I have no idea what it all means but it is exhilarating fun that protects me from two things: the feeling that I’m going nowhere since publishing has collapsed and the fear that it’s all over now that I’m old. My youth is back through new media. “Orbitlogs” will be seen in the future as a New Wave quite comparable to the revolution mounted by Truffault. I really think so.

When I watched “The 400 Blows” last night it was a different experience than the first time. The title means something like “sowing wild oats” -- getting it out of your system. Some people never do. I still have a few blows left.

2 comments:

Mary said...

re: relationship between cowriters.

I am reading a book by Linda K Karell, MSU prof, "Writing Together/Writing Apart - Collaboration in Western American Literature." She suggests collaboration is a process and a product.

I have just begun the 2nd chapter, which she addresses the working/works of Louise Erdrich and Michael Dorris.

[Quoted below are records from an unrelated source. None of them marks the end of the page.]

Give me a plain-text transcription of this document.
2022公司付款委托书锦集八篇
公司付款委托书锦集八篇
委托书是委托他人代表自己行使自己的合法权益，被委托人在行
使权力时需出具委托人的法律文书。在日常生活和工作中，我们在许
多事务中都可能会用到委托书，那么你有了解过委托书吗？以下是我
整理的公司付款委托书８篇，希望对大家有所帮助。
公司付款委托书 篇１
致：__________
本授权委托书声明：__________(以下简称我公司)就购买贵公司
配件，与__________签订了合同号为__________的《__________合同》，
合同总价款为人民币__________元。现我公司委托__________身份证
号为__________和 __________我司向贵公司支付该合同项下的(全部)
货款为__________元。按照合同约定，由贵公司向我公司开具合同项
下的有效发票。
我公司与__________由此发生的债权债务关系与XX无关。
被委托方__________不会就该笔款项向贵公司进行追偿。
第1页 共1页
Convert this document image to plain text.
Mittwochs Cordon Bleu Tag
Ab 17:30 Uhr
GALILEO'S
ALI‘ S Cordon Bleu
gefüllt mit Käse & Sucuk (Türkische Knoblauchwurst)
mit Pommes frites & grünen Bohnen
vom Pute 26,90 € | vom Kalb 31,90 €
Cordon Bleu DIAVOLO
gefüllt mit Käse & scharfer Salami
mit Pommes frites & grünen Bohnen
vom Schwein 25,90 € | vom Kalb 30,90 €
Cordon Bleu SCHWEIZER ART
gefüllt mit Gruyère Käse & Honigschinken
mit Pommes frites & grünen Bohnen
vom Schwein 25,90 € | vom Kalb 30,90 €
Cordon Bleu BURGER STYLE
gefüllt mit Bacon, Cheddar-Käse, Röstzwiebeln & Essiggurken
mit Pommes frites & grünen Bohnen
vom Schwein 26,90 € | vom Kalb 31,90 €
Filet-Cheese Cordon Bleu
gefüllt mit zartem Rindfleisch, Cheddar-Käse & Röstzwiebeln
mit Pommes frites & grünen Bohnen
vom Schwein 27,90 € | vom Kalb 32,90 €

The introductory chapter cited how writers are influenced by many other writers and their environments.
And she poses the issue: are any writers really singular in their work.

prairie mary said...

Why do I not know Linda K. Karell's work? I'm angry at myself!

For Tim's take on this post see http://timbarrus.tumblr.com/ He doesn't know Karell's work either, but that's easier to understand.

I think I know which Mary this is. I thank you very much.

I read the chapter about Mourning Dove online which reminded me of the difficulty some online Indian women had in convincing me I did NOT understand their internal worlds, no matter how many years I taught English. Barrus makes the same point about his boys.

Would truly understanding Michael Dorris have saved him? If Louise Erdrich couldn't do it, who could?